Showalter on Wright's struggles and more after tie with Twins

FORT MYERS, Fla. - The candidates for the Orioles' fifth starter's job are not exactly setting the world on fire lately. Lefty Chris Lee allowed two runs and five hits in two innings on Wednesday. Tonight against the Twins, right-hander Mike Wright allowed seven hits and five runs over two innings, raising his spring ERA to 8.38.

No one is grabbing the ball and running with it.

Is manager Buck Showalter concerned that, at this point, no one has presented himself as the leader for that job?

buck-showalter-smell-baseball.jpg"No, not at all," he said after tonight's 5-5 tie in nine innings with Minnesota. "It will be Chris Tillman at some point (in that spot). We've got some more looks. Can be a fooler, too (if someone was pitching well), so you have to be careful about it. We'll take a couple more looks at some people, one more at some others. We'll see. We'll keep running guys out there and see where we are. Hope things go well with Chris on Sunday (when he resumes throwing)."

Showalter said you not should grade any pitcher on one outing, but rather a body of work. So where does that leave Wright?

"Some good, some capable of better," he said. "I'd have let him go back out there, but he threw 35 pitches that one inning. That was too much. If he'd had stayed in the 20s, I would have run him back out there."
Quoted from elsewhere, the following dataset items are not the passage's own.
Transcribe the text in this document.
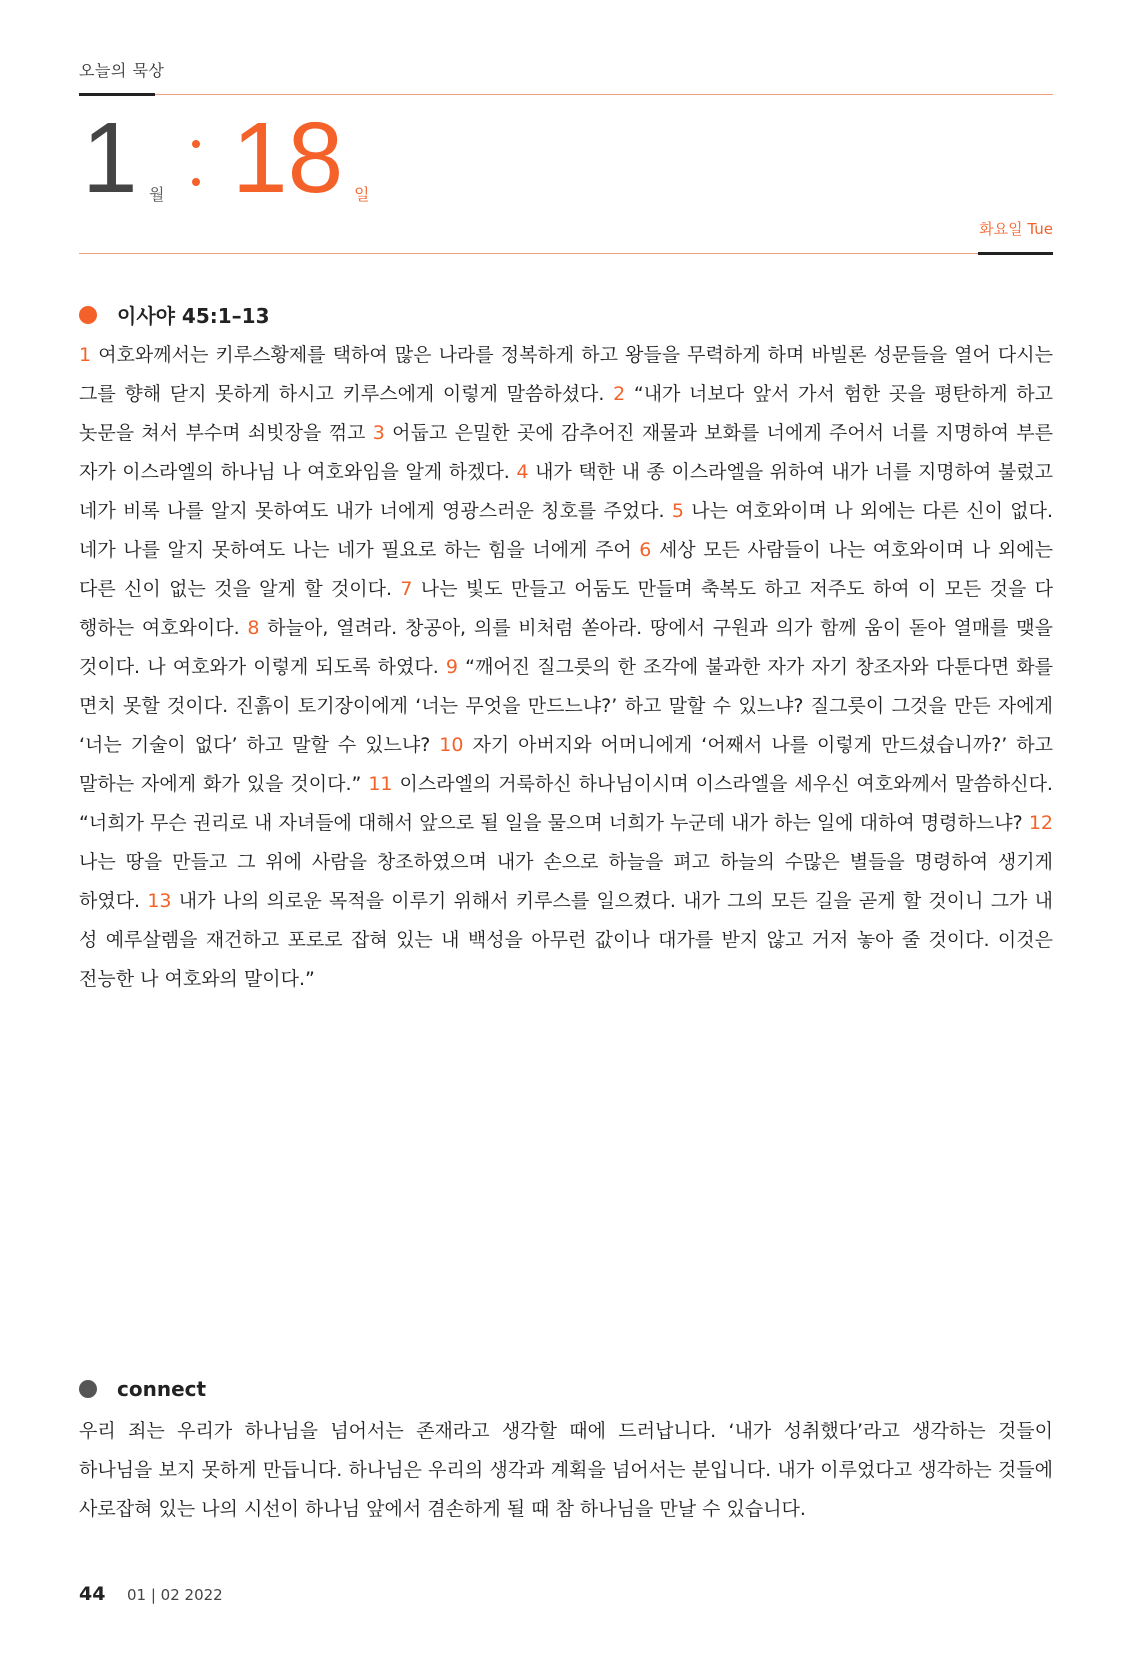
오늘의 묵상
1 월 18 일
화요일 Tue
이사야 45:1–13

1 여호와께서는 키루스황제를 택하여 많은 나라를 정복하게 하고 왕들을 무력하게 하며 바빌론 성문들을 열어 다시는 그를 향해 닫지 못하게 하시고 키루스에게 이렇게 말씀하셨다. 2 “내가 너보다 앞서 가서 험한 곳을 평탄하게 하고 놋문을 쳐서 부수며 쇠빗장을 꺾고 3 어둡고 은밀한 곳에 감추어진 재물과 보화를 너에게 주어서 너를 지명하여 부른 자가 이스라엘의 하나님 나 여호와임을 알게 하겠다. 4 내가 택한 내 종 이스라엘을 위하여 내가 너를 지명하여 불렀고 네가 비록 나를 알지 못하여도 내가 너에게 영광스러운 칭호를 주었다. 5 나는 여호와이며 나 외에는 다른 신이 없다. 네가 나를 알지 못하여도 나는 네가 필요로 하는 힘을 너에게 주어 6 세상 모든 사람들이 나는 여호와이며 나 외에는 다른 신이 없는 것을 알게 할 것이다. 7 나는 빛도 만들고 어둠도 만들며 축복도 하고 저주도 하여 이 모든 것을 다 행하는 여호와이다. 8 하늘아, 열려라. 창공아, 의를 비처럼 쏟아라. 땅에서 구원과 의가 함께 움이 돋아 열매를 맺을 것이다. 나 여호와가 이렇게 되도록 하였다. 9 “깨어진 질그릇의 한 조각에 불과한 자가 자기 창조자와 다툰다면 화를 면치 못할 것이다. 진흙이 토기장이에게 ‘너는 무엇을 만드느냐?’ 하고 말할 수 있느냐? 질그릇이 그것을 만든 자에게 ‘너는 기술이 없다’ 하고 말할 수 있느냐? 10 자기 아버지와 어머니에게 ‘어째서 나를 이렇게 만드셨습니까?’ 하고 말하는 자에게 화가 있을 것이다.” 11 이스라엘의 거룩하신 하나님이시며 이스라엘을 세우신 여호와께서 말씀하신다. “너희가 무슨 권리로 내 자녀들에 대해서 앞으로 될 일을 물으며 너희가 누군데 내가 하는 일에 대하여 명령하느냐? 12 나는 땅을 만들고 그 위에 사람을 창조하였으며 내가 손으로 하늘을 펴고 하늘의 수많은 별들을 명령하여 생기게 하였다. 13 내가 나의 의로운 목적을 이루기 위해서 키루스를 일으켰다. 내가 그의 모든 길을 곧게 할 것이니 그가 내 성 예루살렘을 재건하고 포로로 잡혀 있는 내 백성을 아무런 값이나 대가를 받지 않고 거저 놓아 줄 것이다. 이것은 전능한 나 여호와의 말이다.”

connect

우리 죄는 우리가 하나님을 넘어서는 존재라고 생각할 때에 드러납니다. ‘내가 성취했다’라고 생각하는 것들이 하나님을 보지 못하게 만듭니다. 하나님은 우리의 생각과 계획을 넘어서는 분입니다. 내가 이루었다고 생각하는 것들에 사로잡혀 있는 나의 시선이 하나님 앞에서 겸손하게 될 때 참 하나님을 만날 수 있습니다.

44 01 | 02 2022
Wright pitched out of a two-on jam in the first, but got hit hard during Minnesota's five-run second inning, when he allowed six hits, including four straight that scored runs with two outs.

"Really wasn't able to get anything over soft that could slow them down," said Showalter. "There wasn't much (velocity) differential. He elevated some sinkers and that was their A lineup. That time of year and that is why we are running guys out there, to see a good look at them. Mike wasn't very effective tonight."

But some pitchers that followed him were.

"(Stefan) Crichton threw the ball well again. (Vidal) Nuño threw the ball well and Logan (Verrett) threw the ball well. Nuño was scheduled to pitch one (inning), but had a low pitch count and we let him go two. Was good to see. (Brian) Moran is kind of interesting. Got to see him two or three times."

After the Twins took a 5-1 lead on Wright, five O's pitchers combined for seven scoreless innings, allowing just two hits with one walk and seven strikeouts. Moran went one, Nuño and Verrett two each, Crichton came on for an inning and Richard Rodriguez pitched the last of the ninth.

The Orioles used the longball to produce the tie. Chris Johnson's solo homer in the sixth made it 5-2 and Trey Mancini hit an opposite-field three-run shot to tie it at 5-5 in the seventh.

"That was a big old boy home run he hit tonight," Showalter said of Mancini, who is now batting .333 with three homers and 11 RBIs. "That was against the wind. That wasn't a fence scraper."

The Orioles are 13-11-3 and host the Twins on Saturday night at 6:05 p.m. at Ed Smith Stadium. Right-hander Gabriel Ynoa will become the latest fifth starter candidate to take the mound in that game.